You are viewing documentation for Anthos Service Mesh 1.6. View the latest documentation or select another available version:

Resolving traffic management issues in Anthos Service Mesh

This section explains common Anthos Service Mesh problems and how to resolve them. If you need additional assistance, see Getting support.

API server connection errors in Istiod logs

Istiod cannot contact the apiserver if you see errors similar to the following:

error k8s.io/client-go@v0.18.0/tools/cache/reflector.go:125: Failed to watch *crd.IstioSomeCustomResource`…dial tcp 10.43.240.1:443: connect: connection refused

You can use the regular expression string /error.*cannot list resource/ to find this error in the logs.

This error is usually transient and if you reached the proxy logs using kubectl, the issue might be resolved already. This error is usually caused by events that make the API server temporarily unavailable, such as when an API server that is not in a high availability configuration reboots for an upgrade or autoscaling change.

The istio-init container crashes

This problem can occur when the pod iptables rules are not applied to the pod network namespace. This can be caused by:

  • An overly restrictive Pod Security Policy (PSP)
  • An incomplete istio-cni installation
  • Insufficient workload pod permissions (missing CAP_NET_ADMIN permission)

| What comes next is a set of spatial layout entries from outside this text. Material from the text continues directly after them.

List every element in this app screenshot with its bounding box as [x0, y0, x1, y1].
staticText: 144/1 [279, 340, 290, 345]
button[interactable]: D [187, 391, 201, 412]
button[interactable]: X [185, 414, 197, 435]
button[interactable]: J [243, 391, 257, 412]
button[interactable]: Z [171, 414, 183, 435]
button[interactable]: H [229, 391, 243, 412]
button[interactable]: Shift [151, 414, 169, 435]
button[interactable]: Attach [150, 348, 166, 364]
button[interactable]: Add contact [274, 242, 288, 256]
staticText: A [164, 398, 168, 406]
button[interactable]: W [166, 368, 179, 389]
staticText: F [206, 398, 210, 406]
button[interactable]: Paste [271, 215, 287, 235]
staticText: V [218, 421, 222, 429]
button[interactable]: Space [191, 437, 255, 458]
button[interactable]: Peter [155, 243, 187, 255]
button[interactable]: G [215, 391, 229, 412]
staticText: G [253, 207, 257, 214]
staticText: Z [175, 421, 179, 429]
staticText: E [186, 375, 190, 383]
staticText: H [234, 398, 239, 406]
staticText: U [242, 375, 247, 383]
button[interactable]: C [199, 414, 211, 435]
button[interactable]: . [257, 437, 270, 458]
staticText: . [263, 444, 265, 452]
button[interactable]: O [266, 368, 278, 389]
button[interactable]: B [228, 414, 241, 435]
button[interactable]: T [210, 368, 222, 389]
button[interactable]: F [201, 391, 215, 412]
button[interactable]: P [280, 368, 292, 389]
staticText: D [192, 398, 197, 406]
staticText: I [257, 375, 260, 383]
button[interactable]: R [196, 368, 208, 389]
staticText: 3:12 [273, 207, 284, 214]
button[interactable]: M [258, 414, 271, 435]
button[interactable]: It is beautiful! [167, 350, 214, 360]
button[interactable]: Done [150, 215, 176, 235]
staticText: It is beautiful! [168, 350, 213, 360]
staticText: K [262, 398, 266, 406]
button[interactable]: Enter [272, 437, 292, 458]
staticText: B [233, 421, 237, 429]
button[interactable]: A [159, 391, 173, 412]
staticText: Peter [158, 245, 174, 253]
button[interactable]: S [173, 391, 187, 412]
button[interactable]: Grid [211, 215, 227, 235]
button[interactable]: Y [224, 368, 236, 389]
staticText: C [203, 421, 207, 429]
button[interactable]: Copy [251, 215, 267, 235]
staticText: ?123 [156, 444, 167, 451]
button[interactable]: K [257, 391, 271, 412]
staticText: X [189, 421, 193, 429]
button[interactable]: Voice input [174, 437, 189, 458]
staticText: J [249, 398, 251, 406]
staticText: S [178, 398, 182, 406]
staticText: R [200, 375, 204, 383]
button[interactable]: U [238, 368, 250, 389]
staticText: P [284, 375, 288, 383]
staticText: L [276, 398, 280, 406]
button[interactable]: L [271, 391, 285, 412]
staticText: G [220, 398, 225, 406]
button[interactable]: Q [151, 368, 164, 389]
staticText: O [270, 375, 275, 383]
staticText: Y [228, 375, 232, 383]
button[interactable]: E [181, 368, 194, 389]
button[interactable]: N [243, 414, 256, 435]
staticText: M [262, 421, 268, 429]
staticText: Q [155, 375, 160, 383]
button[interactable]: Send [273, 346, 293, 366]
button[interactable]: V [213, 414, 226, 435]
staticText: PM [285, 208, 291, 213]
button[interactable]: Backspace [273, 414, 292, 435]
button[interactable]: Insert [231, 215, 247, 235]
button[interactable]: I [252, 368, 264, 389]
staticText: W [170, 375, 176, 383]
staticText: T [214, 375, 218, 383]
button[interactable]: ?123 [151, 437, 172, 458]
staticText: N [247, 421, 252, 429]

If you use a Pod Security Policy that restricts CAP_NET_ADMIN permission, switch to use the Istio CNI plugin instead.

If you use the Istio CNI plugin, verify that you followed the instructions completely. Verify that the istio-cni-node container is ready, and check the logs. If the problem persists, establish a secure shell (SSH) into the host node and search the node logs for nsenter commands, and see if there are any errors present.

If don't use the Istio CNI plugin or a Pod Security Policy, verify that the workload pod has CAP_NET_ADMIN permission, which is automatically set by the sidecar injector.